@eric3000 Agree! Impressive but still there is plenty of loading and lagging that should not be acceptable by Apple's standards. Or at least by their previous standards for good performance.
@denull Hard to think back to performance of iPhone 1 but it was slow. Nice thing is that if you think the hardware is slow, this will only get better over time in new versions (even if Moore's law is slowing down). Now if you think they didn't nail the software, that's a different story and harder to determine if they ever got right. I do think there are some UI issues, but overall I love my watch.

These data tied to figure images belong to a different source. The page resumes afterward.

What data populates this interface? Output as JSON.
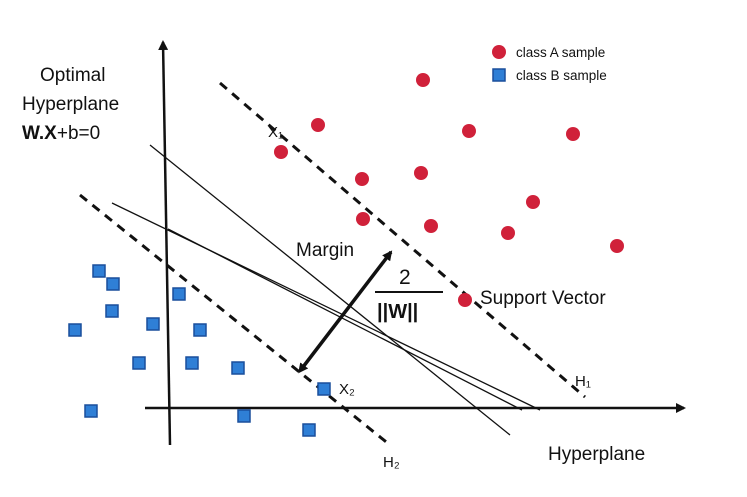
{
  "colors": {
    "class_a": "#d0213a",
    "class_b": "#2f7fd6",
    "class_b_border": "#1a4f9c",
    "line": "#111111"
  },
  "legend": {
    "class_a_label": "class A sample",
    "class_b_label": "class B sample"
  },
  "optimal_hyperplane": {
    "line1": "Optimal",
    "line2": "Hyperplane",
    "equation_bold": "W.X",
    "equation_rest": "+b=0"
  },
  "labels": {
    "x1": "X₁",
    "x2": "X₂",
    "margin": "Margin",
    "margin_numerator": "2",
    "margin_denominator": "||W||",
    "support_vector": "Support Vector",
    "h1": "H₁",
    "h2": "H₂",
    "hyperplane": "Hyperplane"
  }
}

@eric3000 True! Watch is amazing, but it seems to me that apple are A/B testing everything. My vision is that the watch should not have fully featured apps, it should focus on the Glances and Watch Faces. But seems like that Apple already focused on the apps.
As an iOS developer, this is a fantastic upgrade - it's a completely different ballgame compared to the "MVP" WatchKit we had previously.

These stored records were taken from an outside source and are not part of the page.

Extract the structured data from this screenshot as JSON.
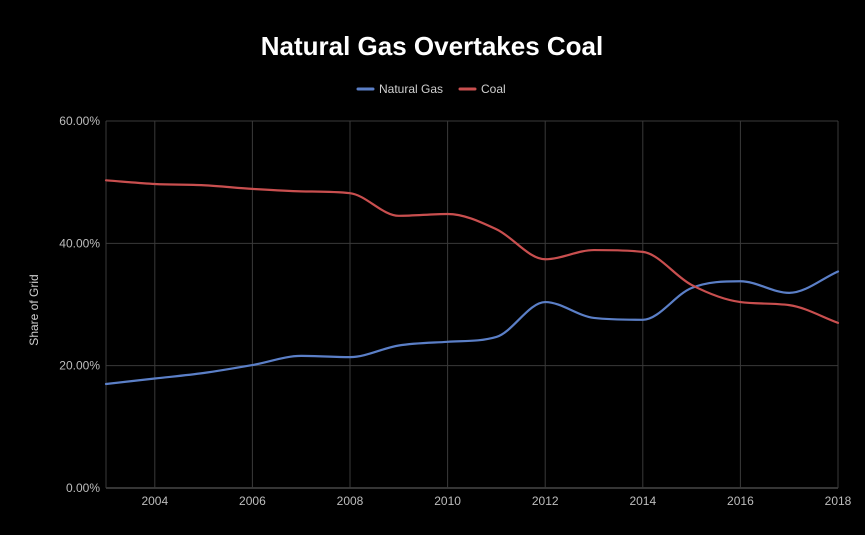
{
  "chart_data": {
    "type": "line",
    "title": "Natural Gas Overtakes Coal",
    "xlabel": "",
    "ylabel": "Share of Grid",
    "x": [
      2003,
      2004,
      2005,
      2006,
      2007,
      2008,
      2009,
      2010,
      2011,
      2012,
      2013,
      2014,
      2015,
      2016,
      2017,
      2018
    ],
    "x_ticks": [
      "2004",
      "2006",
      "2008",
      "2010",
      "2012",
      "2014",
      "2016",
      "2018"
    ],
    "xlim": [
      2003,
      2018
    ],
    "y_ticks": [
      "0.00%",
      "20.00%",
      "40.00%",
      "60.00%"
    ],
    "ylim": [
      0,
      60
    ],
    "grid": true,
    "legend_position": "top",
    "series": [
      {
        "name": "Natural Gas",
        "color": "#5b7fc7",
        "values": [
          17.0,
          17.9,
          18.8,
          20.1,
          21.6,
          21.4,
          23.3,
          23.9,
          24.7,
          30.4,
          27.8,
          27.5,
          32.7,
          33.8,
          31.9,
          35.4
        ]
      },
      {
        "name": "Coal",
        "color": "#c94f4f",
        "values": [
          50.3,
          49.7,
          49.5,
          48.9,
          48.5,
          48.2,
          44.5,
          44.8,
          42.3,
          37.4,
          38.9,
          38.6,
          33.2,
          30.4,
          29.9,
          27.0
        ]
      }
    ]
  }
}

I haven't used this final version yet, but I expect battery life to suffer when more third-party apps are upgraded to WatchOS2 due to the apps actually running on the watch rather than on the phone - how much that happens in reality is yet to be seen.
@siburb Apps running native is only really useful if you can really use it native. Lots of features still rely heavily on an iPhone being around. Can't even run a timer in the background for my app because OS won't let me. Nor can I send out haptic feedback in background. Yet Apple allows its own apps to run in the background. I told them this was a little anti-competitive. I think a few are right referring to this as V1.5. Its not fully native and still lacks lots of features.